All About Xaira
Welcome to Xaira!
Xaira is the name for a version of SARA, the text searching software originally developed at Oxford University Computing Services for use with the British National Corpus. Xaira was entirely re-written as a general purpose XML search engine, which will operate on any corpus of well-formed XML documents. It is however best used with TEI-conformant documents.
Xaira has full Unicode support. This means you can use it to search and display text in any language, provided you have a suitable Unicode font installed on your system.

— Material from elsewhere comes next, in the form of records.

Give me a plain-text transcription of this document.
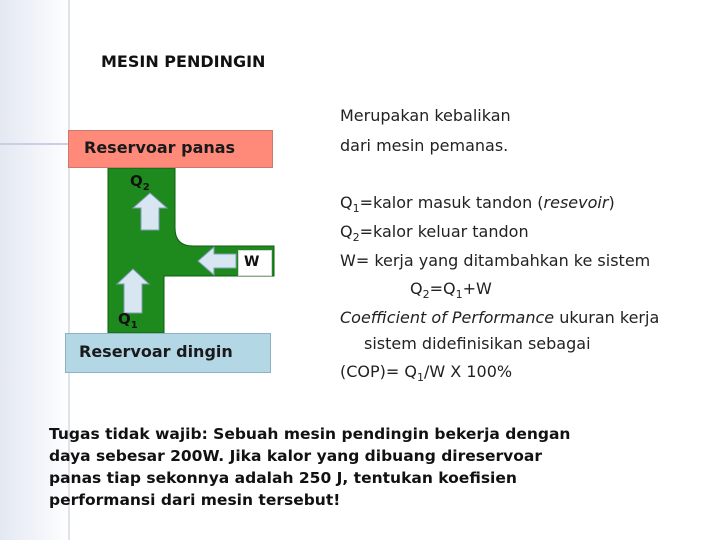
MESIN PENDINGIN
Reservoar panas
Reservoar dingin
$Q_2$
$Q_1$
W
Merupakan kebalikan
dari mesin pemanas.
$Q_1=kalor$ masuk tandon (resevoir)
$Q_2=kalor$ keluar tandon
W= kerja yang ditambahkan ke sistem
$Q_2=Q_1+W$
Coefficient of Performance ukuran kerja
sistem didefinisikan sebagai
$(COP)= Q_1/W$ X 100%
Tugas tidak wajib: Sebuah mesin pendingin bekerja dengan
daya sebesar 200W. Jika kalor yang dibuang direservoar
panas tiap sekonnya adalah 250 J, tentukan koefisien
performansi dari mesin tersebut!
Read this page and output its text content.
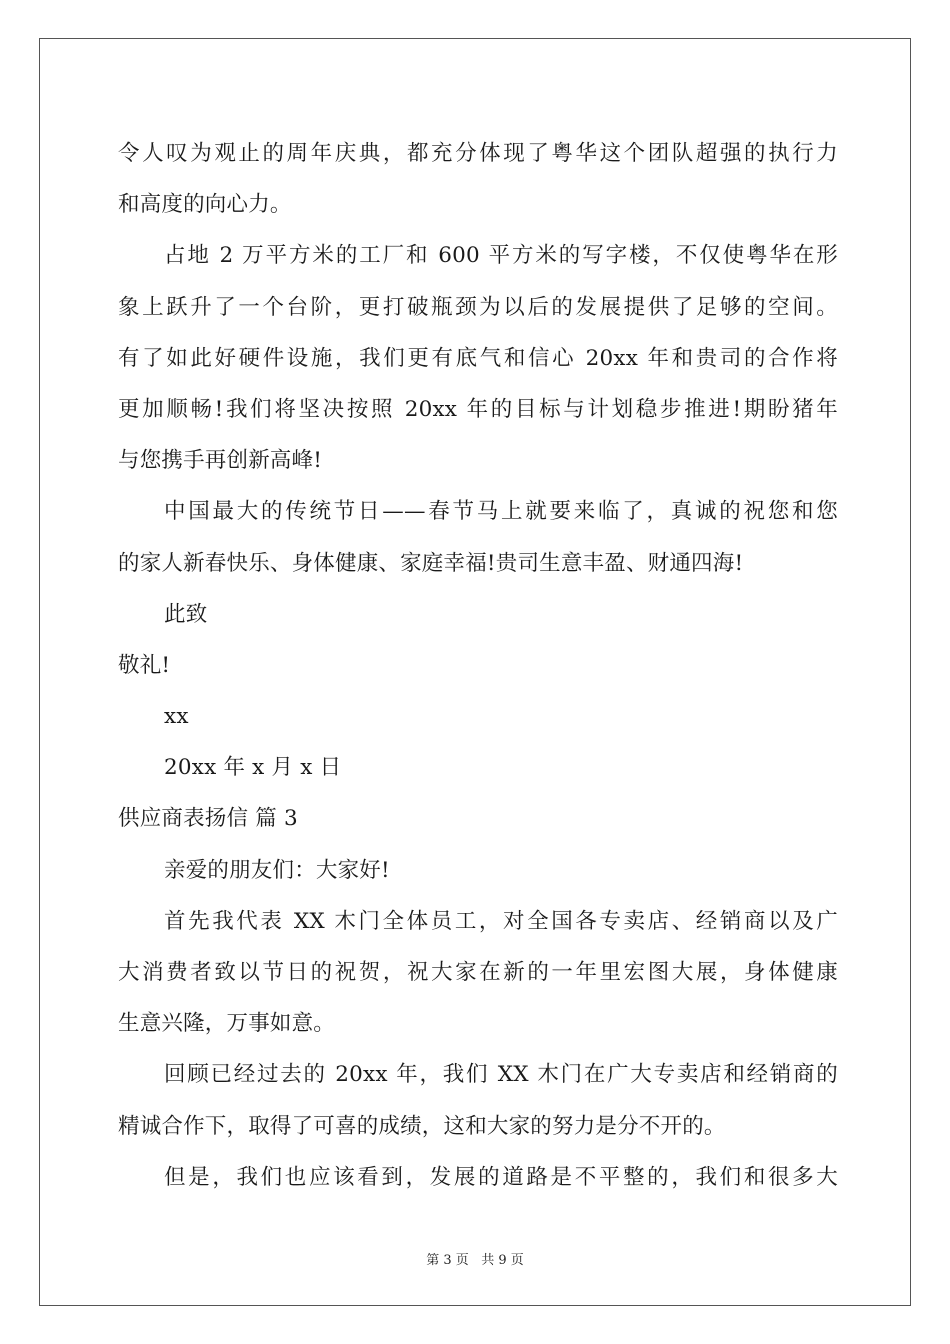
令人叹为观止的周年庆典，都充分体现了粤华这个团队超强的执行力
和高度的向心力。
占地 2 万平方米的工厂和 600 平方米的写字楼，不仅使粤华在形
象上跃升了一个台阶，更打破瓶颈为以后的发展提供了足够的空间。
有了如此好硬件设施，我们更有底气和信心 20xx 年和贵司的合作将
更加顺畅!我们将坚决按照 20xx 年的目标与计划稳步推进!期盼猪年
与您携手再创新高峰!
中国最大的传统节日——春节马上就要来临了，真诚的祝您和您
的家人新春快乐、身体健康、家庭幸福!贵司生意丰盈、财通四海!
此致
敬礼!
xx
20xx 年 x 月 x 日
供应商表扬信 篇 3
亲爱的朋友们：大家好!
首先我代表 XX 木门全体员工，对全国各专卖店、经销商以及广
大消费者致以节日的祝贺，祝大家在新的一年里宏图大展，身体健康
生意兴隆，万事如意。
回顾已经过去的 20xx 年，我们 XX 木门在广大专卖店和经销商的
精诚合作下，取得了可喜的成绩，这和大家的努力是分不开的。
但是，我们也应该看到，发展的道路是不平整的，我们和很多大
第 3 页   共 9 页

At the heart of Xaira is the Xaira Object Model. This defines a range of objects and methods for representing and searching large amounts of linguistic data. The Xaira Server program implements this model. The Xaira Indexer program creates platform-independent indexes from collections of XML documents for use by the Server. Both these Xaira components can be deployed on any platform.
Client programs can access a Xaira server using a close-coupled API such as that used by the Windows client (which is written in C++), or via XMLRPC or SOAP. We provide a fully-featured client for Windows, and a PHP code library which makes it easy to develop applications for the web which can talk to a Xaira server.
The current version of Xaira is release 1.25. A Windows MSI installation package and a source code package for Unix are available from the the Xaira SourceForge site. Binary releases for other platforms are not yet available, but will be distributed from the same site when they are.
There is a XAIRA forum on the Sourceforge site for general discussion of experience and advice for others using the system. On the same site there are trackers for Bug Reports and Feature Requests.
Well, SARA was so-called because it was an SGML Aware Retrieval Application. Since this is an XML aware ditto, we originally intended to call it Xara (pronounced "Zara"). Then someone unkindly drew our attention to the existence of another piece of software with the same name. For a while, we toyed with the idea of calling it X/SARA, or maybe S/XARA, in indirect homage to Roland Barthes' seminal work S/Z. Then common sense prevailed, and we decided to call it Xaira, for XML Aware Indexing and Retrieval Architecture, because that's what it is.